Do Higher Wages For Restaurant Workers Kill Jobs? A New Study Says No. (WAMU, Washington, D.C. NPR radio station)

Only Living Wage laws and free democratic trade unions will solve the problem of affordable housing and homelessness.  So long as corporations exploit workers with McJobs that don't pay enough to live, those problems will persist, fester and worsen.
We are all in this together.  



Tipped workers are better off in cities that pay a single minimum wage, according to the Economic Policy Institute.
Ally Schweitzer / WAMU
D.C. residents voted in June to raise the minimum wage for tipped workers, but the matter is far from settled. As members of the D.C. Council consider whether to overturn the vote, saying higher wages could hurt workers in the long run, a left-leaning think tank has published a study rejecting that claim.

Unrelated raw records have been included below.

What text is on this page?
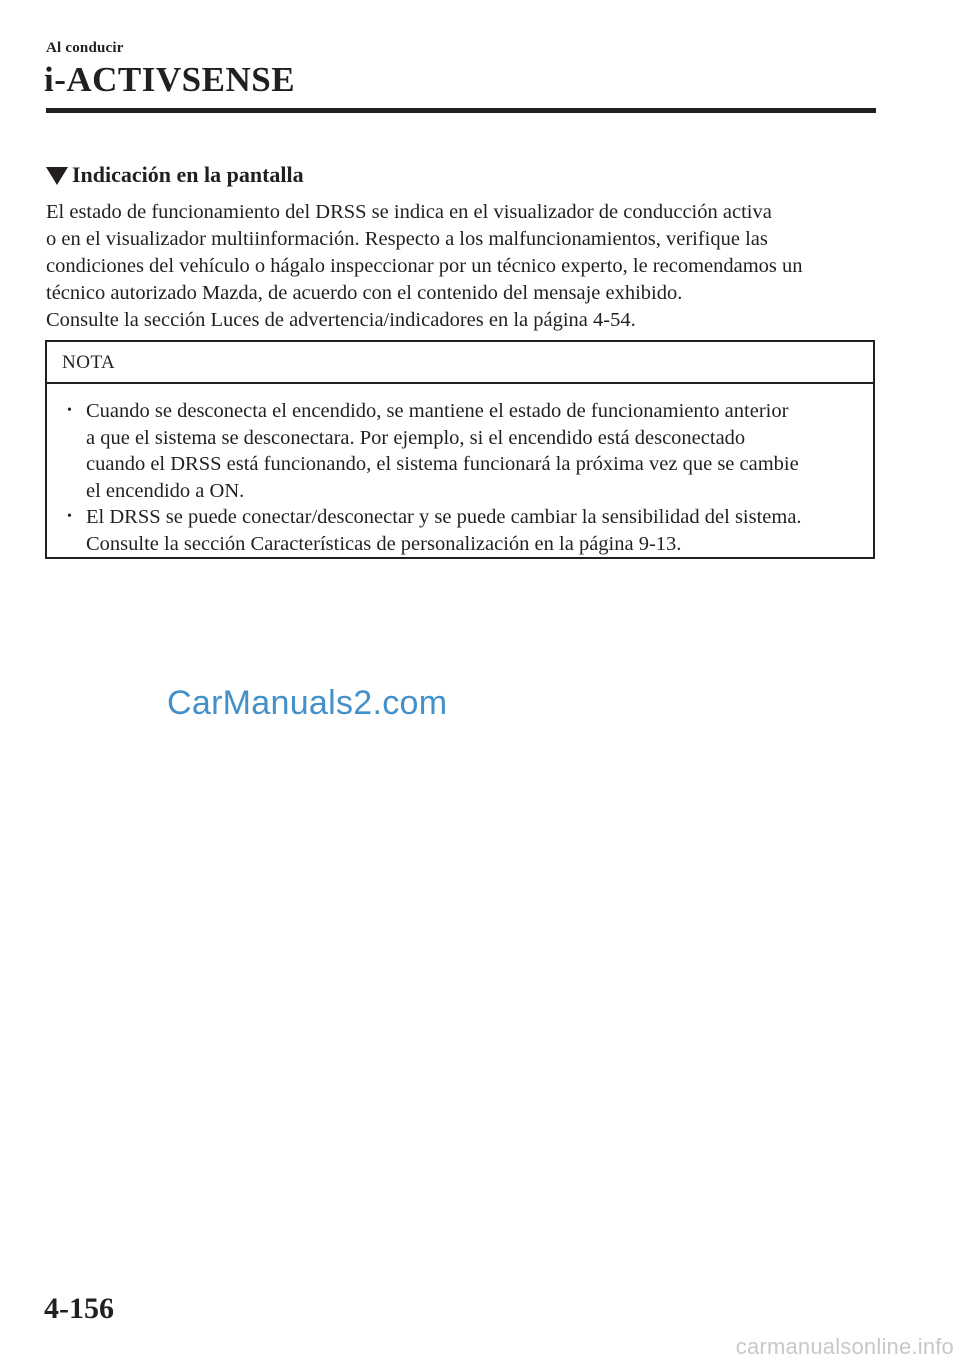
Al conducir
i-ACTIVSENSE
Indicación en la pantalla

El estado de funcionamiento del DRSS se indica en el visualizador de conducción activa

o en el visualizador multiinformación. Respecto a los malfuncionamientos, verifique las

condiciones del vehículo o hágalo inspeccionar por un técnico experto, le recomendamos un

técnico autorizado Mazda, de acuerdo con el contenido del mensaje exhibido.

Consulte la sección Luces de advertencia/indicadores en la página 4-54.

NOTA
• Cuando se desconecta el encendido, se mantiene el estado de funcionamiento anterior
a que el sistema se desconectara. Por ejemplo, si el encendido está desconectado
cuando el DRSS está funcionando, el sistema funcionará la próxima vez que se cambie
el encendido a ON.
• El DRSS se puede conectar/desconectar y se puede cambiar la sensibilidad del sistema.
Consulte la sección Características de personalización en la página 9-13.
CarManuals2.com
4-156
carmanualsonline.info
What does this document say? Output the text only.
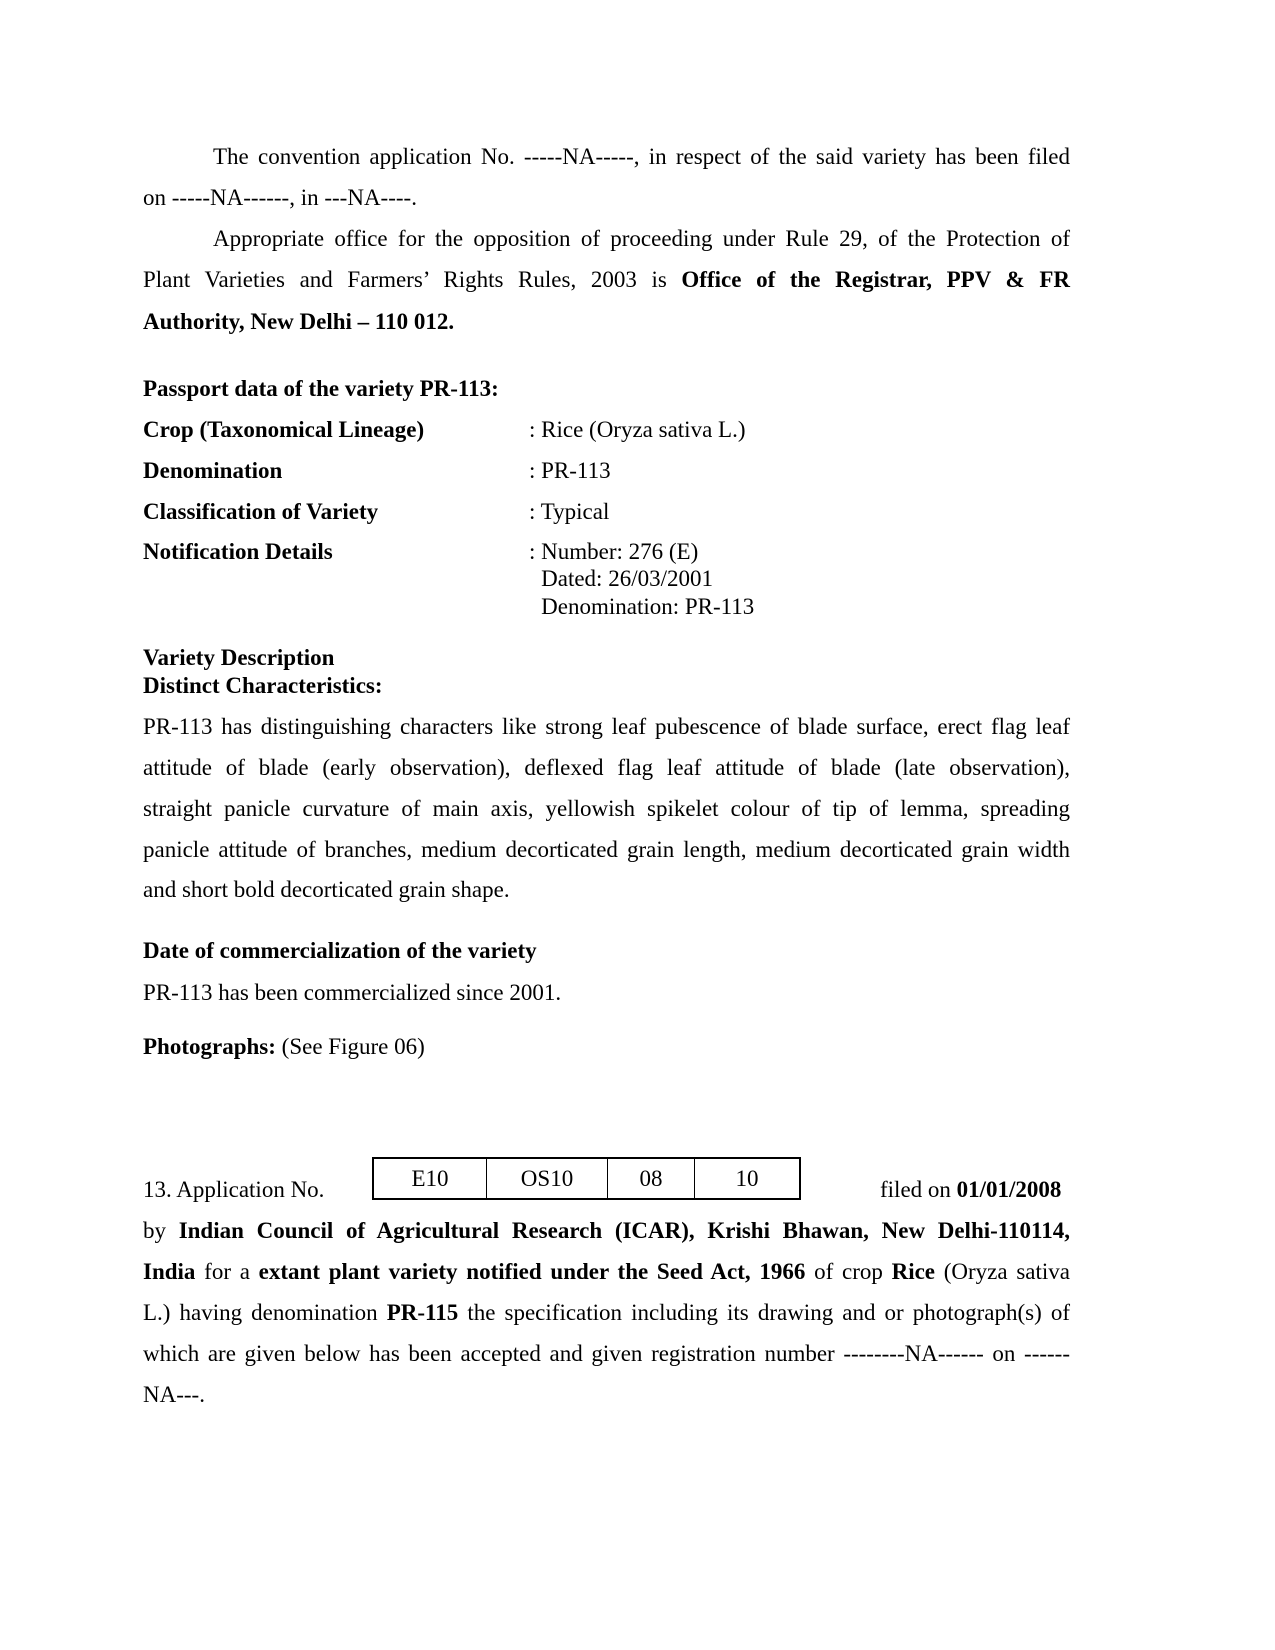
The convention application No. -----NA-----, in respect of the said variety has been filed
on -----NA------, in ---NA----.
Appropriate office for the opposition of proceeding under Rule 29, of the Protection of
Plant Varieties and Farmers’ Rights Rules, 2003 is Office of the Registrar, PPV & FR
Authority, New Delhi – 110 012.
Passport data of the variety PR-113:
Crop (Taxonomical Lineage)	: Rice (Oryza sativa L.)
Denomination	: PR-113
Classification of Variety	: Typical
Notification Details	: Number: 276 (E)
Dated: 26/03/2001
Denomination: PR-113
Variety Description
Distinct Characteristics:
PR-113 has distinguishing characters like strong leaf pubescence of blade surface, erect flag leaf
attitude of blade (early observation), deflexed flag leaf attitude of blade (late observation),
straight panicle curvature of main axis, yellowish spikelet colour of tip of lemma, spreading
panicle attitude of branches, medium decorticated grain length, medium decorticated grain width
and short bold decorticated grain shape.
Date of commercialization of the variety
PR-113 has been commercialized since 2001.
Photographs: (See Figure 06)
13. Application No.	E10	OS10	08	10	filed on 01/01/2008
by Indian Council of Agricultural Research (ICAR), Krishi Bhawan, New Delhi-110114,
India for a extant plant variety notified under the Seed Act, 1966 of crop Rice (Oryza sativa
L.) having denomination PR-115 the specification including its drawing and or photograph(s) of
which are given below has been accepted and given registration number --------NA------ on ------
NA---.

Initiative 77, which increases the hourly tipped wage from $3.89 to $15 over seven years, is likely to boost workers’ income without eliminating a significant number of jobs, says David Cooper with the Economic Policy Institute, a union-backed research organization.
“The restaurant industry and other industries that employ tipped workers have figured out how to make this work in eight states across the country,” Cooper says. “There’s no reason why they shouldn’t be able to figure it out in places like D.C.”
Cooper analyzed wages in Seattle and San Francisco, where tipped employees are entitled to the same minimum wage as other workers. He found they earn more than their counterparts in the District, even though D.C. wages overall are higher.
“You can point directly to the differences in our tipped-wage policy to what’s driving that difference,” Cooper says.
The economist also found that despite the higher tipped wage, restaurants in those cities make up a greater share of the local economy than restaurants in D.C., countering claims that gradually raising wages would lead to establishments closing en masse, he says.
Cooper’s analysis is supported by research published in 2015 by economists at the University of California, Berkeley, that shows only “small, statistically insignificant employment effects” in jurisdictions that have raised wages for tipped workers. The same researchers published another study recently showing that increases to the regular minimum wage have not harmed employment levels in six cities, including D.C.
But opponents of Initiative 77 cite other studies showing different effects of wage increases, indicating how divided economists are on the issue.
Michael Saltsman, managing director of a think tank with ties to the restaurant industry, says the Economic Policy Institute “has never met a minimum wage increase it didn’t like.”
“Its rose-colored conclusions have been debunked by voluminous empirical and anecdotal evidence documenting the harm of a higher minimum wage,” Saltsman writes in an email. He cites research from Harvard University and the Southern Economic Journal that link wage increases to closures among lower-rated restaurants and declining employment in full-service establishments, respectively.
Bar and restaurant workers campaigned heavily against Initiative 77 before the June primary, saying a pay increase would close businesses and discourage tipping, putting their livelihoods at risk. After the measure passed with a 56 percent margin, workers told Washington City Paper customers had already begun shorting them on tips.
Supporters of Initiative 77 have repeatedly called on lawmakers to allow the referendum to become law. “It would be deeply undemocratic for Council to overturn the will of the people,” said Diana Ramirez, head of ROC-DC, the group that got Initiative 77 on the primary ballot.
Nevertheless, seven D.C. Council members co-introduced legislation to repeal the measure three weeks after voters approved it. A hearing on the repeal bill is scheduled for Sept. 17. Dozens of people have already signed up to testify, indicating that the hearing could be as long as it is contentious.